With Adreno 740 graphics and a Hexagon NPU, Sightful says the system supports up to 48 TOPS of total AI performance… which would be more impressive if Qualcomm hadn't just launched its Snapdragon X Plus and Elite chips which deliver 45 TOPS using just the NPU, while also offering CPU and graphics performance that are said to be competitive with Intel, AMD, and Apple processors.

One thing the Spacetop G1 has going for it is a decent selection of wireless capabilities, with support for WiFi 7, Bluetooth 5.3, and 5G Sub-6 GHz and/or 4G LTE network bands. There's also dual SIM support thanks to a nano SIM card slot and an eSIM.

The Spacetop G1 also features a 60 watt battery, support for 63W fast charging with a USB-C power adapter. Sightful says you should be able to get up to 8 hours of battery life on a charge.

There's also a built-in 5MP camera that lets you participate in video calls at resolutions up to 2592 x 1944 pixels.

While it's certainly true that the computer is more portable than a laptop with a physical 100 inch display would be, at 1.4kg (3.1 pounds), the Spacetop G1 isn't actually all that lightweight for a screenless laptop. There are plenty of 13 and 14 inch notebooks that weigh less these days.

The Spacetop G1 features a magnesium body with a hard cover to help protect the glasses when they're stored inside. The whole thing measures 300 x 231 x 62mm (11.8″ x 9.1″ x 2.4″) at its thickest point, which also makes it a bit bulkier than most modern thin and light notebooks (although it's only 13mm or 0.5 inches at its thinnest point).

The AR glasses weigh 85 grams (3 ounces), but they may feel a bit heavier thanks to the USB cable that you'll need to use to tether them to the Spacetop G1.

Sightful has upgraded some of the hardware since launching last year's early access model.
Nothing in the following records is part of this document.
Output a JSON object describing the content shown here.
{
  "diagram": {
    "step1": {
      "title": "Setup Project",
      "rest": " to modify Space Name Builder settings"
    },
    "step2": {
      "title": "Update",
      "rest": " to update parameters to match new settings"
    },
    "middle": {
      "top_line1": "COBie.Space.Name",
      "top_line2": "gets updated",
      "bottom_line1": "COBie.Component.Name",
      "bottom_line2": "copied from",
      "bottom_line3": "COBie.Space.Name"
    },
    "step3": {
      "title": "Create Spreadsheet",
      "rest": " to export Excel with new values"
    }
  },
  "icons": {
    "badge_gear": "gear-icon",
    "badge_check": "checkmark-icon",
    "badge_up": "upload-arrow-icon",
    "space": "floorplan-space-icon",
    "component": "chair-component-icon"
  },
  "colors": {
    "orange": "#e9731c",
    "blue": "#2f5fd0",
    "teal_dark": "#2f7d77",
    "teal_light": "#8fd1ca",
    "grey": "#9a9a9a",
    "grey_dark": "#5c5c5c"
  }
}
The G1 has a processor that the company says is 70% faster, several hours of additional battery life, twice as much RAM, and support for faster wireless networking.

The Spacetop G1 has a 928 x 262 pixel OLED mini-display above the keyboard, which can show status information, QR codes, or other information. This is an upgrade over the 1.54 inch, 200 x 200 pixel black and white ePaper screen used in the previous model.

And based on feedback from early users, the webcam has been upgraded to better support recording in low-light conditions, and shifted to a higher position for improved angles during video calls.

But it still seems like a pretty tough sell, especially with a $1900 price tag. It's an ARM-based PC with a custom operating system that's designed first and foremost to be used with a set of augmented reality glasses rather than a more traditional display. While Sightful says it should support most web apps, it's unclear what kind of compatibility there will be with the kind of native desktop apps you can run on most PCs.

Eight hours of battery life isn't awful, but it's also not stellar by 2024 standards. You'll have to take off your wearable screens every time you step away from the computer. And if you want to share what your looking at with other people nearby, you'll either need to hand them your glasses or connect a monitor.

Don't get me wrong. It's exciting to see companies thinking outside the box and trying to imagine new form factors for personal computers. I'm just not sure that a screenless-laptop-with-AR glasses is going to be the one that takes off… particularly not an expensive model with a custom OS.